Safe Play to Lock
The Federal Reserve raised interest rates yesterday as expected. Mortgage bonds and stocks both responded favorably on the news in afternoon trading. The markets were concerned that Fed President Janet Yellen would announce an expectation of more than two remaining hikes in 2017. However, the Fed still feels that two more hikes will be all that is needed throughout the remainder of the year. The markets seemed to breathe a sigh of relief after her statements. With this event now behind us, we can expect to see rates steady near current levels for a short time before they head higher. Based on the current status of the economy, we are lucky to see rates as low as they are. The good news is that the housing market should be able to sustain higher rates. Although we could see short term drops as rates head higher, in the end it will be ok.

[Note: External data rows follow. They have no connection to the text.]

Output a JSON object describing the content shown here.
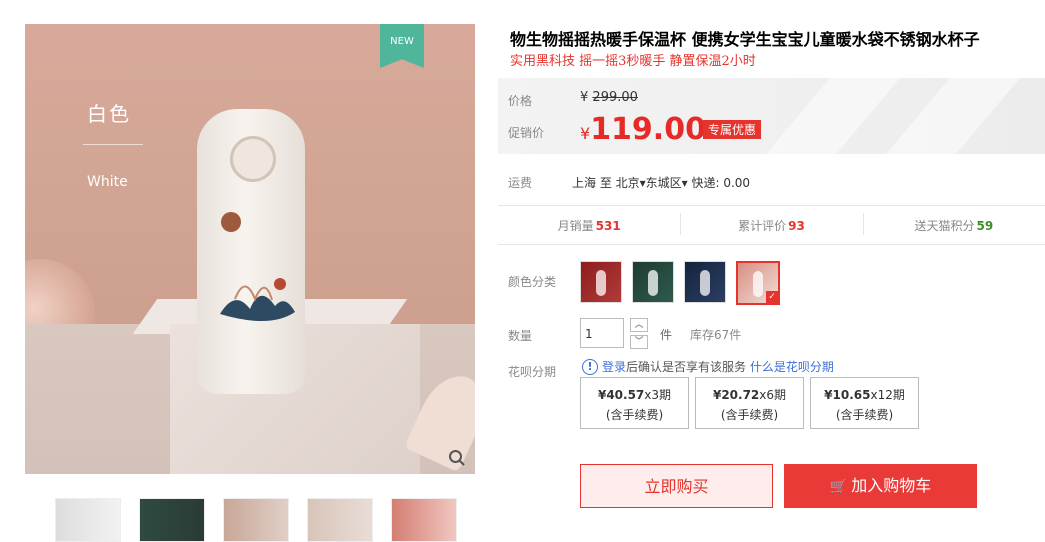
{
  "gallery": {
    "badge": "NEW",
    "color_cn": "白色",
    "color_en": "White",
    "zoom_icon": "search-icon",
    "thumbnails": [
      "thumb-1",
      "thumb-2",
      "thumb-3",
      "thumb-4",
      "thumb-5"
    ]
  },
  "product": {
    "title": "物生物摇摇热暖手保温杯 便携女学生宝宝儿童暖水袋不锈钢水杯子",
    "subtitle": "实用黑科技 摇一摇3秒暖手 静置保温2小时"
  },
  "price": {
    "label": "价格",
    "currency": "¥",
    "original": "299.00",
    "promo_label": "促销价",
    "promo": "119.00",
    "promo_tag": "专属优惠"
  },
  "shipping": {
    "label": "运费",
    "value": "上海 至 北京▾东城区▾ 快递: 0.00"
  },
  "stats": {
    "monthly_sales_label": "月销量",
    "monthly_sales": "531",
    "reviews_label": "累计评价",
    "reviews": "93",
    "points_label": "送天猫积分",
    "points": "59"
  },
  "options": {
    "color_label": "颜色分类",
    "quantity_label": "数量",
    "quantity_value": "1",
    "unit": "件",
    "stock": "库存67件"
  },
  "huabei": {
    "label": "花呗分期",
    "login": "登录",
    "notice": "后确认是否享有该服务",
    "link": "什么是花呗分期",
    "plans": [
      {
        "amount": "¥40.57",
        "periods": "x3期",
        "fee": "(含手续费)"
      },
      {
        "amount": "¥20.72",
        "periods": "x6期",
        "fee": "(含手续费)"
      },
      {
        "amount": "¥10.65",
        "periods": "x12期",
        "fee": "(含手续费)"
      }
    ]
  },
  "actions": {
    "buy_now": "立即购买",
    "add_to_cart": "加入购物车"
  },
  "colors": {
    "accent": "#e5342e",
    "link": "#3c6fd6",
    "points": "#3f8e2c",
    "badge": "#4fb59b"
  }
}
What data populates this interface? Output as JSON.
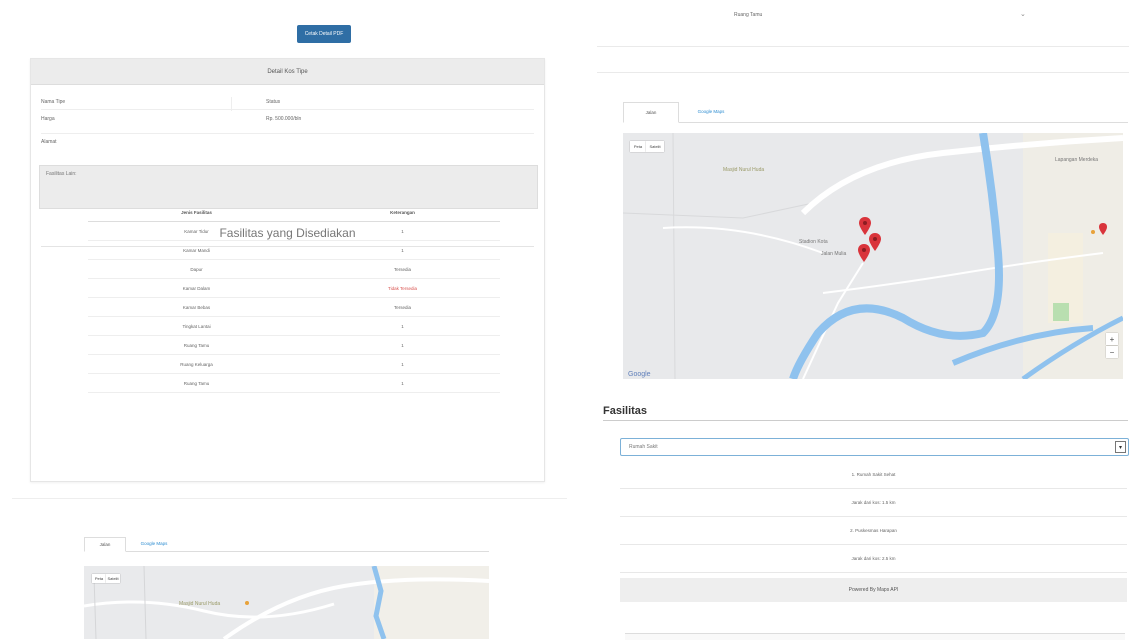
{
  "left": {
    "print_button": "Cetak Detail PDF",
    "panel_title": "Detail Kos Tipe",
    "info_left": [
      "Nama Tipe",
      "Harga",
      "Alamat"
    ],
    "info_right": [
      "Status",
      "Rp. 500.000/bln"
    ],
    "notes": "Fasilitas Lain:",
    "facilities_title": "Fasilitas yang Disediakan",
    "table_headers": [
      "Jenis Fasilitas",
      "Keterangan"
    ],
    "table_rows": [
      [
        "Kamar Tidur",
        "1"
      ],
      [
        "Kamar Mandi",
        "1"
      ],
      [
        "Dapur",
        "Tersedia"
      ],
      [
        "Kamar Dalam",
        "Tidak Tersedia"
      ],
      [
        "Kamar Bebas",
        "Tersedia"
      ],
      [
        "Tingkat Lantai",
        "1"
      ],
      [
        "Ruang Tamu",
        "1"
      ],
      [
        "Ruang Keluarga",
        "1"
      ],
      [
        "Ruang Tamu",
        "1"
      ]
    ],
    "map_tabs": [
      "Jalan",
      "Google Maps"
    ],
    "map_buttons": [
      "Peta",
      "Satelit"
    ],
    "map_labels": [
      "Masjid Nurul Huda"
    ]
  },
  "right": {
    "select_text": "Ruang Tamu",
    "map_tabs": [
      "Jalan",
      "Google Maps"
    ],
    "map_buttons": [
      "Peta",
      "Satelit"
    ],
    "map_labels": [
      "Masjid Nurul Huda",
      "Stadion Kota",
      "Lapangan Merdeka",
      "Jalan Mulia"
    ],
    "map_zoom": [
      "+",
      "−"
    ],
    "facilities_heading": "Fasilitas",
    "facilities_select": "Rumah Sakit",
    "facilities_items": [
      "1. Rumah Sakit Sehat",
      "Jarak dari kos: 1.5 km",
      "2. Puskesmas Harapan",
      "Jarak dari kos: 2.5 km"
    ],
    "powered": "Powered By Maps API"
  },
  "colors": {
    "primary_button": "#2f6ea5",
    "link": "#2a8bd0",
    "map_marker": "#d9343b",
    "river": "#8fc2ee",
    "danger_text": "#d9534f"
  }
}
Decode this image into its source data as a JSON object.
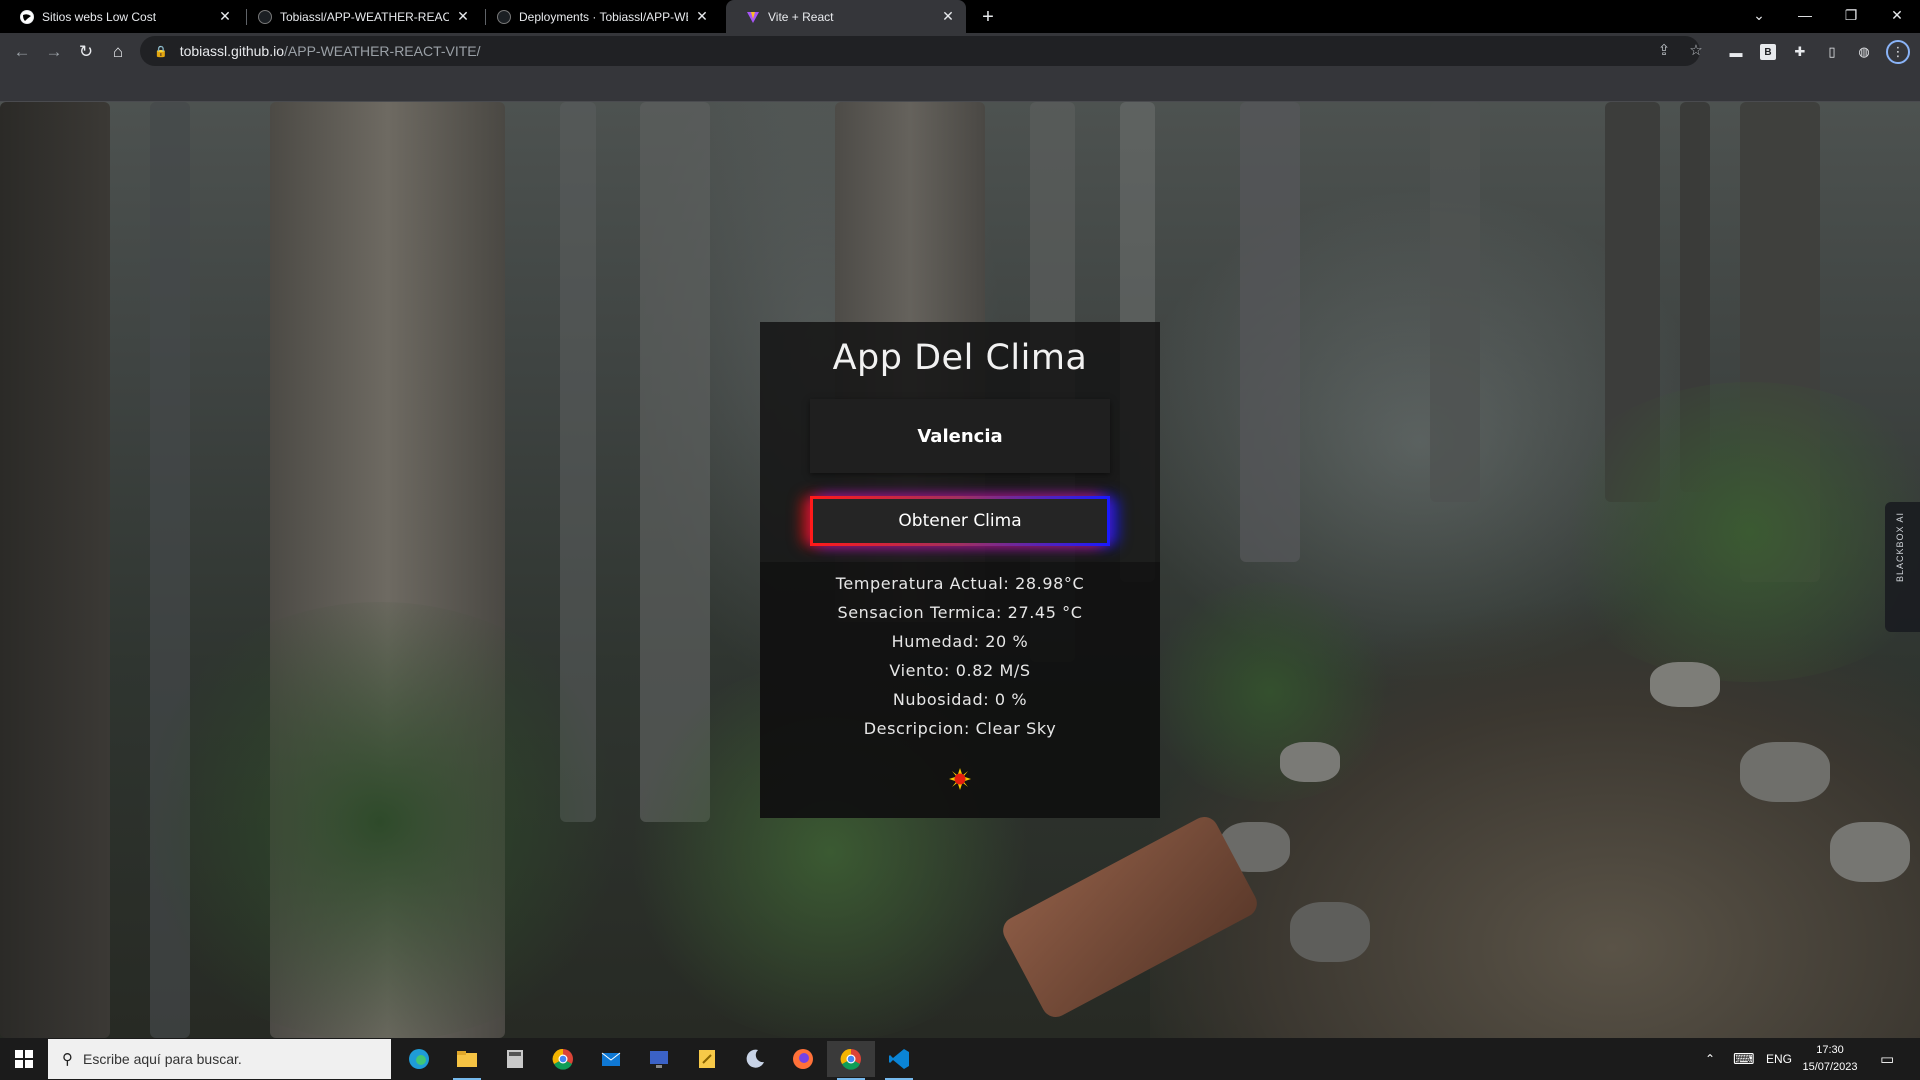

A second key component to yesterday’s announcement was the topic of the massive balance sheet the fed currently holds. Of this, roughly $1.7 trillion are invested in mortgage bonds. Since the Fed is now reinvesting proceeds from mortgage loans being paid off, that equates to more than $8 billion per week of mortgage bond purchases. If they were to stop, this would certainly cause rates to bounce higher. Janet stated that at the current time, there are no plans to change course. This is great news to bond holders, which is part of the reason bonds improved yesterday.
Bonds are down so far this morning. Yesterday was a great day to lock. However, rates are nearly as good today. Although there is no driving reason to rush to lock at the moment, we remain in an increasing rate cycle. Therefore, the safe play will be to lock.